The horizontal dashed line at 1% represents the threshold of maximum allowable daily COVID-19 importations.

https://doi.org/10.1371/journal.pgph.0000086.g001

Algorithm parameters

Number of international arrivals.

The number of international arrivals is expressed as the total number of people entering the country (by land or air) per day per 100,000 population of the host country. The number of international arrivals per 100,000 population of the host country varies substantially depending on the country, stage of the pandemic and levels of international travel.

Prevalence of COVID-19.

True prevalence of people infectious with SARS-CoV-2 at a given point in time within a country is difficult to measure given the high incidence of asymptomatic infection, underreporting, and limited diagnostic testing capacity in low resource settings.
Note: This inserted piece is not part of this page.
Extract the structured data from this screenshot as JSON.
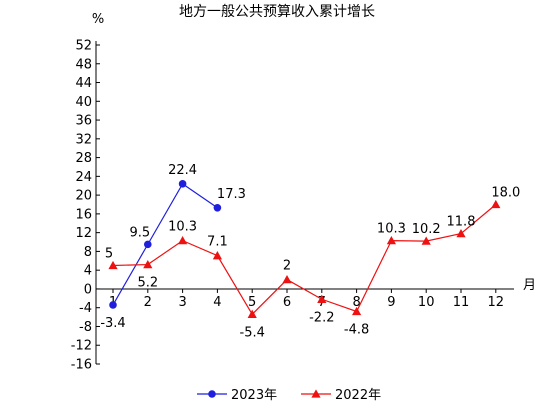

Therefore, we simplified this parameter in the algorithm by varying COVID-19 prevalence (0.1%, 0.2%, 0.5%, 1%) among imports to model how a change in incidence would influence the Ag-RDT screening strategy.

Ag-RDT sensitivity.

Standard Ag-RDT sensitivity was assumed to be 71% in the base case, as reported in a meta-analysis of 133 clinical and analytical studies evaluating the accuracy of Ag-RDTs [11]. The upper bound of Ag-RDT sensitivity was set at 80%, representing a best-case scenario, based on independent evaluations conducted by the Foundation for Innovative New Diagnostics (FIND) on two WHO approved Ag-RDT tests being made available to LMICs [12, 13]. To address the importance of the SARS-CoV-2 infectiousness profile and viral load trajectory on Ag-RDT performance, the lower bound of test sensitivity set to 50% [11, 14].

RT-PCR testing.

Airline travelers are often required to present proof of a negative COVID-19 RT-PCR test within 48–72 hours of travel depending on the destination country. A certain percentage of infections will be missed due to testing error or insufficient viral load. Based on a simulation model of 100,000 travelers that assessed a 72-hour pre-travel RT-PCR test, 88% of actively infectious travelers were detected, however, this does not include pre-infectious travelers who may still enter a country [15]. Assuming actively infectious travelers represent 78% of all infected travelers with a pre-infectious period of 2 days and an infectious period of 7 days, a 72-hour pre-flight PCR test will detect 69% of all infectious travelers. We have assumed that 100% of passengers traveling by air will have a negative RT-PCR test within 72-hours prior to travel and that 0% of passengers traveling by land will have a negative RT-PCR test within 72-hours prior to travel in this analysis.

Interpretation

The algorithm compared the number of undetected COVID-19 cases that would enter the country under the given conditions with the tolerable number of COVID-19 imports calculated for that level of Rt within the recipient country and determines the minimum proportion of arrivals that would need to be screened. We evaluated the effect of testing all land entries, all air entries, or a combination of both, assuming all air travelers are entering with proof of a negative COVID-19 RT-PCR test.

Results

The minimum proportion of international arrivals required to be screened using Ag-RDTs at the border to prevent a relative 1% increase in community transmission over a one-month period depends on the total number of daily border crossings per 100,000 population of the recipient country, the prevalence of COVID-19 among arrivals, the proportion traveling into the country by land or air, and Ag-RDT sensitivity. As the Rt within the recipient country decreases, the proportion of international arrivals required to be tested increases. Border Ag-RDT screening alone is insufficient at moderate to high volumes of travel, when COVID-19 prevalence among international arrivals is high, and when Ag-RDT sensitivity is low (Fig 2). When the Rt is greater than one, Ag-RDT screening of border crossings is unnecessary at lower levels of travel volume and/or lower levels of COVID-19 prevalence among international arrivals. Ag-RDTs with higher sensitivities allow for a wider range of parameters in which a simple Ag-RDT screening strategy would be effective at preventing >1% increase in community transmission over a one-month period in the recipient country.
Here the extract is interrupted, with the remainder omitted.